Marseille : un médecin braqué et séquestré à son cabinet

Marseille : un médecin braqué et séquestré à son cabinet

Sur les images de vidéosurveillance de la salle d’attente, la deuxième bande d’agresseurs enfonce la porte du bureau de consultation.

PHOTO DR

Le 2 décembre, ce généraliste de Sainte-Marthe (14e) aurait été agressé par une bande de toxicomanes et menacé avec des armes de guerre

Des grenades lacrymogènes, des cris, des armes, des violences… Encore sous le choc, Samuel Oudinèche raconte “l’enfer” qu’il a vécu le 2 décembre dernier. Ce jour-là, ce médecin marseillais n’était pas coincé dans une manif de gilets jaunes, mais… dans son cabinet, comme tous les dimanches ; car il est l’un des rares généralistes à consulter ce jour-là. Et comme tous les dimanches, il y avait foule devant sa porte.
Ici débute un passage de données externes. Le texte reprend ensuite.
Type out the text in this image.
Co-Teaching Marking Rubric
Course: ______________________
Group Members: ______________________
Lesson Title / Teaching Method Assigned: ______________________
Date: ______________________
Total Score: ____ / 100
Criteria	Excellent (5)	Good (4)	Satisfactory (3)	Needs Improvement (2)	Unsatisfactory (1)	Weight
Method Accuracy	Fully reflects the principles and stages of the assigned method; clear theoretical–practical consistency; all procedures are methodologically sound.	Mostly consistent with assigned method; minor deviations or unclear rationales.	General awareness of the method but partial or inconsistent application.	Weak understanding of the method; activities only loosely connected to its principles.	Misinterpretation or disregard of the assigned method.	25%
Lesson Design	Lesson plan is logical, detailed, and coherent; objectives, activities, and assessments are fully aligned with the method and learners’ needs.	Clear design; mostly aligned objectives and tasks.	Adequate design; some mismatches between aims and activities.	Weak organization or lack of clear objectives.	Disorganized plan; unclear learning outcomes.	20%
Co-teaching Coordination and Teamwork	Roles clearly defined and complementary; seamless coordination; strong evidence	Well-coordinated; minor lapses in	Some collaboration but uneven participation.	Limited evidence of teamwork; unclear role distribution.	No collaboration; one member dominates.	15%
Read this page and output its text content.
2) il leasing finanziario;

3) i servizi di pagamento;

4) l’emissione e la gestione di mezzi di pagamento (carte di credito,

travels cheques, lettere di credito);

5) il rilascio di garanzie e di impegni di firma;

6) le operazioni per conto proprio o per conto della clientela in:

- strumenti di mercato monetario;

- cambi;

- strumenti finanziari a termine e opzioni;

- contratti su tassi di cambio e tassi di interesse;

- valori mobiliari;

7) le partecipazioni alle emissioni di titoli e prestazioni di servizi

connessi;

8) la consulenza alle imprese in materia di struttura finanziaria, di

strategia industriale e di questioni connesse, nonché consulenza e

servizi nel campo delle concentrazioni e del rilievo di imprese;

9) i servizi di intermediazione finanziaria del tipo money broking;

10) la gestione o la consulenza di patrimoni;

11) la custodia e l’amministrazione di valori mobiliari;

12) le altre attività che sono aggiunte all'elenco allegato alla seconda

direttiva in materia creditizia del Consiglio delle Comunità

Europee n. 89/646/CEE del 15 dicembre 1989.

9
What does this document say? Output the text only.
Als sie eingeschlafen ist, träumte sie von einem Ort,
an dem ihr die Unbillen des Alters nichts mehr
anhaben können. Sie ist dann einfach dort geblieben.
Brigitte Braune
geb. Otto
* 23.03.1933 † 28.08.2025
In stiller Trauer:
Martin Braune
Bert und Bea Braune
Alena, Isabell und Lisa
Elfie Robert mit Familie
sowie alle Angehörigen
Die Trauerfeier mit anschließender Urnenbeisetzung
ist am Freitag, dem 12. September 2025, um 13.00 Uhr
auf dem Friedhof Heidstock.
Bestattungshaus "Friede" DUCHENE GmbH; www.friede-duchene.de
Le Dr Oudinèche n’est pas un médecin comme les autres. Nous l’avions rencontré il y a quelques semaines (La Provence du 26 octobre), dans son cabinet de Sainte-Marthe (14e), assailli par des dizaines de patients qu’il ne pouvait pas soigner, faute de feuilles de soins délivrées en nombre suffisant par la Sécurité sociale. Des malades étrangers pour la plupart, pauvres parmi les pauvres, des personnes pas à jour de leurs droits, des mères de famille aussi, qui galèrent pour trouver un médecin dans les quartiers Nord. “Je n’ai que des patients compliqués…“, élude le médecin.

Juif pratiquant affiché, tables de la Torah bien en vue sur son bureau, Samuel Oudinèche accueille une patientèle majoritairement musulmane. “Il est le seul docteur de Marseille qui parle arabe et qui nous comprend“, disent de lui ses patients reconnaissants. D’autres le sont moins. En particulier les toxicomanes, qui affluent chez ce praticien, l’un des rares à délivrer des ordonnances sécurisées pour des drogues de substitution. Agressée il y a quelques mois, sa collègue ophtalmologue du centre médical de Sainte-Marthe a recruté… un garde du corps, qui ne la quitte plus d’une semelle.

“J’ai subi une agression préméditée”

Mais si des bagarres éclatent régulièrement dans le cabinet du Dr Oudinèche, “jamais encore je n’avais subi un tel niveau de violence“, assure-t-il. Ce dimanche 2 décembre, il en est persuadé : “J’ai subi une agression préméditée“. Il décrit une bande de toxicomanes qui se serait donné rendez-vous à son cabinet, pour l’obliger à prescrire des ordonnances de Subutex. “Ils ont lancé des grenades lacrymogènes dans la salle d’attente. J’ai été séquestré dans mon bureau de 11 heures à 3 ou 4 heures du matin. Ils ont sorti des armes de guerre et me les ont braquées sur le front. Des caïds faisaient le guet à l’extérieur.” Les images de vidéosurveillance que nous avons plus consulter montrent un individu cagoulé qui s’acharne à coups de pied contre la porte du bureau de consultation. “Ça, c’est la 2e bande, ils sont arrivés vers 21 heures, sans doute prévenus par les premiers agresseurs“, analyse le Dr Oudinèche.

Contactées par nos soins, deux patientes qui ont assisté aux faits confirment ce récit glaçant. “C’était la guerre !“, résume l’une d’elle, qui évoque “les bousculades, les menaces, les coups.” “Au moment où j’allais partir, ils ont jeté une bombe lacrymogène.” L’autre patiente, enceinte, raconte avoir été “piétinée par la foule” et a fait un malaise.

Arme sur la tempe, avec le sentiment que j’allais bientôt mourir“, le Dr Oudinèche a dû remplir de dizaines d’ordonnances de Subutex datées du mois de janvier. En partant, ses agresseurs auraient embarqué son ordinateur médical, contenant des milliers de pièces d’identité, attestations, et aussi les relevés de comptes et les documents personnels. “Il y a quelques jours, j’ai reçu un appel au cabinet d’un individu qui me réclamait 10 000 euros pour me restituer ce matériel“, poursuit le Dr Oudinèche.

De source policière, on confirme qu’une plainte a été déposée et qu’une enquête est ouverte. En attendant, la police a ordonné au médecin de fermer son cabinet jusqu’à nouvel ordre.